To determine the time required to consume half of A, we must first determine the rate law for the reaction based on the provided kinetic data.

From the data, we can write the general rate law for the reaction as:

$$ \text{Rate} = k [A]^m [B]^n $$

We can now use the experimental data to find the values of the exponents $ m $ and $ n $, as well as the rate constant $ k $.

From Experiment I and II, we can see that the initial concentration of A remains constant at 0.10 M while the concentration of B changes.
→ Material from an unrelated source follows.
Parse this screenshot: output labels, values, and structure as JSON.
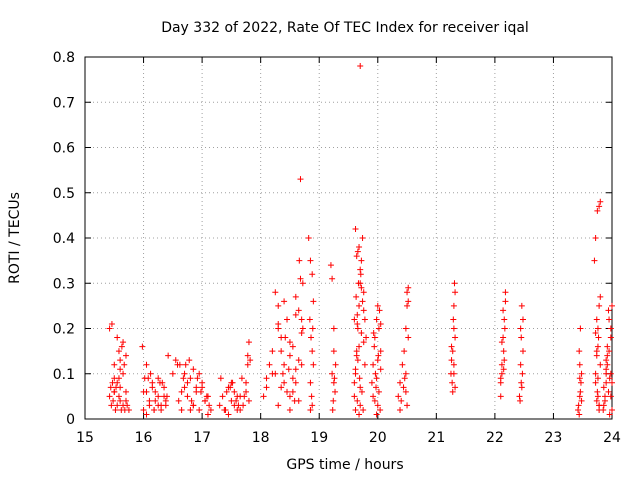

$$ \begin{align*} \text{Experiment I:} \quad \text{Rate} = k [0.10]^m [0.20]^n &= 6.93 \times 10^{-3} \, \text{mol L}^{-1} \text{min}^{-1} \\ \text{Experiment II:} \quad \text{Rate} = k [0.10]^m [0.25]^n &= 6.93 \times 10^{-3} \, \text{mol L}^{-1} \text{min}^{-1} \end{align*} $$

By comparing the rates from Experiment I and II:

$$ \frac{[0.10]^m [0.25]^n}{[0.10]^m [0.20]^n} = \frac{6.93 \times 10^{-3}}{6.93 \times 10^{-3}} $$

$$ \frac{[0.25]^n}{[0.20]^n} = 1 \implies \left(\frac{0.25}{0.20}\right)^n = 1 \implies n = 0 $$

Thus, the reaction is zero order with respect to B.

Next, we compare Experiment I and III to determine the order with respect to A:

$$ \begin{align*} \text{Experiment I:} \quad \text{Rate} = k [0.10]^m [0.20]^0 &= 6.93 \times 10^{-3} \, \text{mol L}^{-1} \text{min}^{-1} \\ \text{Experiment III:} \quad \text{Rate} = k [0.20]^m [0.30]^0 &= 1.386 \times 10^{-2} \, \text{mol L}^{-1} \text{min}^{-1} \end{align*} $$

$$ \frac{k [0.20]^m}{k [0.10]^m} = \frac{1.386 \times 10^{-2}}{6.93 \times 10^{-3}} $$

$$ \left( \frac{0.20}{0.10} \right)^m = 2 \implies (2)^m = 2 \implies m = 1 $$

Therefore, the reaction is first-order with respect to A.

Now, we can write the rate law as:

$$ \text{Rate} = k [A]^1 $$

Let's calculate the rate constant $ k $ using data from any experiment (say Experiment I):

$$ 6.93 \times 10^{-3} = k \times 0.10 $$

$$ k = \frac{6.93 \times 10^{-3}}{0.10} = 6.93 \times 10^{-2} \, \text{min}^{-1} $$

To determine the half-life (time required to consume half of A) for a first-order reaction, we use the formula:

$$ t_{1/2} = \frac{0.693}{k} $$

Substituting the value of $ k $:

$$ t_{1/2} = \frac{0.693}{6.93 \times 10^{-2}} = 10 \, \text{minutes} $$

Therefore, the time required to consume half of A is:

Option B: 10